# ECU Types



## gb95ser (Jan 11, 2003)

hey guys, haven't post here much, but i'm always looking around. awesome forum. i did a bunch of searches here, on sentra.net and se-r.net and found nothing. funny thing is, i have an FSM and couldnt even find the info in that huge ass book! anyway, my question is that i have a 1995 SE-R and i am going to purchace a JWT ecu upgrade in a week or so...so i ordered a 1995 SE-R MT ecu from a junkyard so i wouldn't have downtime while the stock ecu was at jwt. when i compared both ecu's the code on the ecu label was slightly different and when i installed the junkyard ecu i got a check engine light....car ran fine and had the 7100 fuel cut...maybe a california ecu? anyone know anything about variations of ecus or should this one work on my car? appriciate any help you guys can give me. thanks!

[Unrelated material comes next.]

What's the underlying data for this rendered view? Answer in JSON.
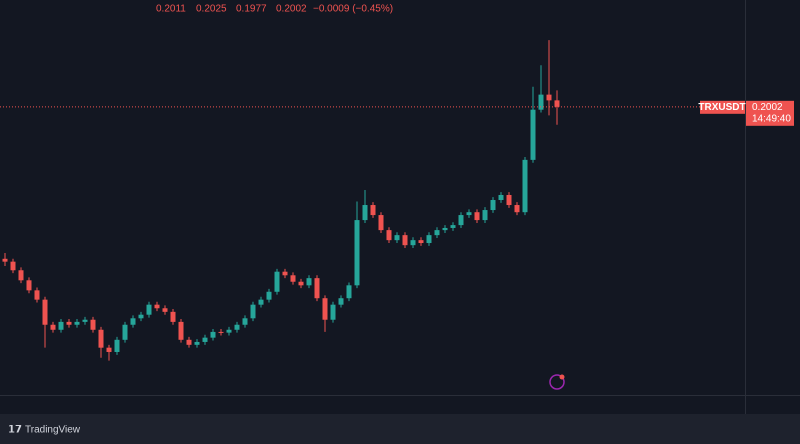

Junkyard code: 5ZE1BW.....BW in big letters
Stock code: 5ZE13G....3G in big letters


----------



## gb95ser (Jan 11, 2003)

come on someone has to know


----------



## andre (Apr 30, 2002)

I'm pretty sure someone around here should know, but if not, try giving JWT a call....maybe they can help you. Just explain the situation....they'll be modifying the ECU for you anyway.


----------



## gb95ser (Jan 11, 2003)

bump


----------



## Lucino200sx (Apr 30, 2002)

so what did you find out?


----------



## andre (Apr 30, 2002)

D'oh, I just called JWT for a personal question today, but I forgot about your issue. Try calling them, or finding out at a dealership.


----------



## hpro123 (Apr 30, 2002)

gb95ser,

just make sure you keep your own ECU and send JWT the new one you have.

Tell them that your car has a slightly different ECU, give them the code #s of your own ECU, and state what exactly is the spec of yor car (i.e. something like 1995 B14, non-CA emmissions, MT, etc.)

They will take it into account and put the correct code in the one you will send them.

Chris


----------